Sickening. Saddening. Maddening. And the stuff of future determination in the political struggle for healthcare for all in the United States.
On the floor of the U.S. Senate today, Sen. Bernie Sanders of Vermont rose to offer his single-payer, Medicare for All amendment No. 2837 and to begin debate. Then, one of the two Republican doctors in Senate, Sen. Tom Coburn, R-Oklahoma, demanded a full reading of the 700-page amendment.
From the Senate gallery, I watched as Sen. Max Baucus told Sanders the only way to halt the Republican delay tactic would be to withdraw the amendment. Sanders stated emphatically to Baucus, "I will offer this amendment." But both men left the chamber as the amendment reading went on.
The Republicans seemed to be pleased with the procedural maneuver. Periodically one of the Democratic leadership would walk over to Coburn and chat. He'd smile and lean on his stack of documents - everything being very well staged for the C-SPAN cameras.
I thought how cold and callous it all looked from the gallery - healthcare is not a laughing matter for millions of us. This crisis has killed thousands of our fellow citizens and bankrupted millions more. I fail to find any of that remotely funny or something over which any Senator ought to feel pride as he or she blocks progress towards a better healthcare system.
The words of the amendment were clear and clean. And though not many were there to actually listen, I couldn't help but hear the details of the amendment and wish people could grasp the simple beauty of knowing each of us, all of us would have the care we need when we needed it at a lower cost. Instead, we're going to have more of the mess we have now - more insurance company influence over our lives and our bodies, and in many cases at a higher cost.
Single-payer, amendment number 2837 sounded pretty good to me. I was more than willing to wait out the Republican mischief and the Democrats' worry about not passing something - anything - before Christmas. I was more than willing to listen to every word.
After two hours of reading page after page of the amendment, Sanders stepped back up to his desk and withdrew the amendment. The reading stopped. And the fight for single-payer, Medicare for all died for this Congressional cycle.
Senator Sanders stood proudly and defiantly at the microphone and delivered the floor speech on behalf of single-payer. By then it was all over except for getting his intelligent remarks and his passion on the record. Those who care about where we need to go with this nation's healthcare system should listen to Senator Sanders' floor speech from today, December 16, 2009.
The fight will go on. As surely as the deaths attributable to a lack of access to healthcare in the United States will continue to mount and as surely as the number of bankruptcies directly related to medical crisis will also continue to rise, so too will the cry for real healthcare justice. This Congress and this President are not going to get to the place we needed them to go. They are not extending healthcare as a basic human right to all of us.
It makes me wish I had purchased a little health insurance stock along the way.
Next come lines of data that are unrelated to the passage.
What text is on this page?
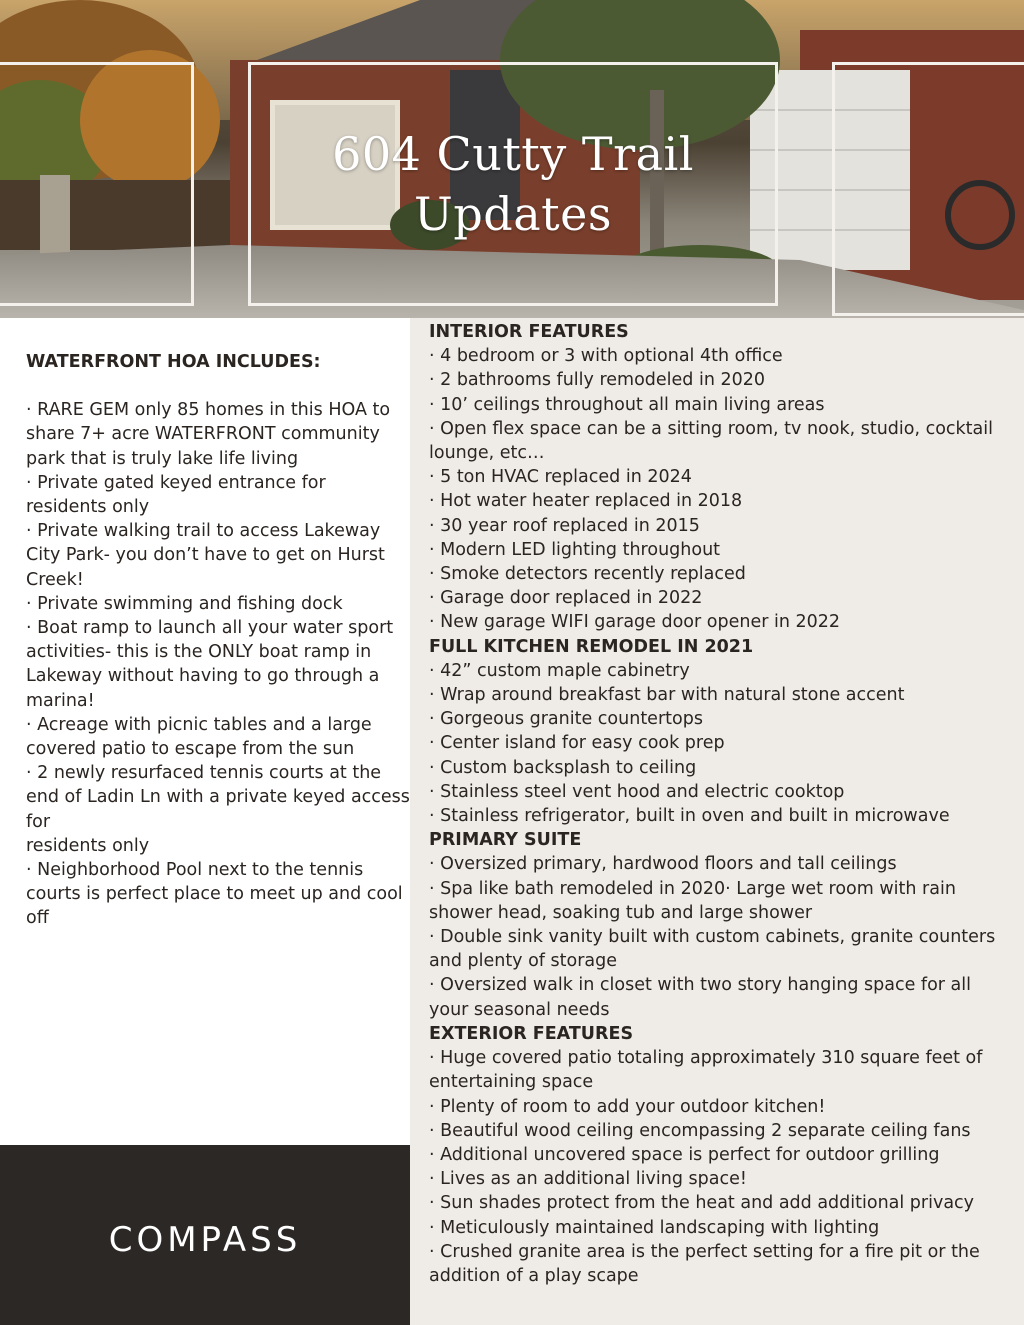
604 Cutty Trail
Updates
WATERFRONT HOA INCLUDES:

· RARE GEM only 85 homes in this HOA to share 7+ acre WATERFRONT community park that is truly lake life living

· Private gated keyed entrance for residents only

· Private walking trail to access Lakeway City Park- you don’t have to get on Hurst Creek!

· Private swimming and fishing dock

· Boat ramp to launch all your water sport activities- this is the ONLY boat ramp in Lakeway without having to go through a marina!

· Acreage with picnic tables and a large covered patio to escape from the sun

· 2 newly resurfaced tennis courts at the end of Ladin Ln with a private keyed access for

residents only

· Neighborhood Pool next to the tennis courts is perfect place to meet up and cool off

INTERIOR FEATURES

· 4 bedroom or 3 with optional 4th office

· 2 bathrooms fully remodeled in 2020

· 10’ ceilings throughout all main living areas

· Open flex space can be a sitting room, tv nook, studio, cocktail lounge, etc…

· 5 ton HVAC replaced in 2024

· Hot water heater replaced in 2018

· 30 year roof replaced in 2015

· Modern LED lighting throughout

· Smoke detectors recently replaced

· Garage door replaced in 2022

· New garage WIFI garage door opener in 2022

FULL KITCHEN REMODEL IN 2021

· 42” custom maple cabinetry

· Wrap around breakfast bar with natural stone accent

· Gorgeous granite countertops

· Center island for easy cook prep

· Custom backsplash to ceiling

· Stainless steel vent hood and electric cooktop

· Stainless refrigerator, built in oven and built in microwave

PRIMARY SUITE

· Oversized primary, hardwood floors and tall ceilings

· Spa like bath remodeled in 2020· Large wet room with rain shower head, soaking tub and large shower

· Double sink vanity built with custom cabinets, granite counters and plenty of storage

· Oversized walk in closet with two story hanging space for all your seasonal needs

EXTERIOR FEATURES

· Huge covered patio totaling approximately 310 square feet of entertaining space

· Plenty of room to add your outdoor kitchen!

· Beautiful wood ceiling encompassing 2 separate ceiling fans

· Additional uncovered space is perfect for outdoor grilling

· Lives as an additional living space!

· Sun shades protect from the heat and add additional privacy

· Meticulously maintained landscaping with lighting

· Crushed granite area is the perfect setting for a fire pit or the addition of a play scape

COMPASS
Because as soon as Joe Lieberman made sure that he cleared out any chance of any public insurance expansion at all from this bill, the for-profit health insurance companies saw their stocks begin to rise again.
So, how do we get through this cycle? Will there be a conference committee effort to restore a state based single-payer amendment to health reform legislation? Or will we just watch as Congress passes some messy piece of something that isn't likely to do very much at all to mitigate the healthcare crisis in this nation just to claim they did something?
And what of the single-payer advocates and movement? Well, in the words of the brave nurses who never took "no" for an answer on other healthcare issues from the "Governator" or anyone else, "We'll be back." Healthcare is a human right now and it will be when we win this struggle. It's just going to take more time and, unfortunately, more suffering to get where we need to go.
Meanwhile, many of us wait anxiously for reports out of Pennsylvania where they were having a state Senate hearing today on their state single-payer bill. We have miles to go before we sleep.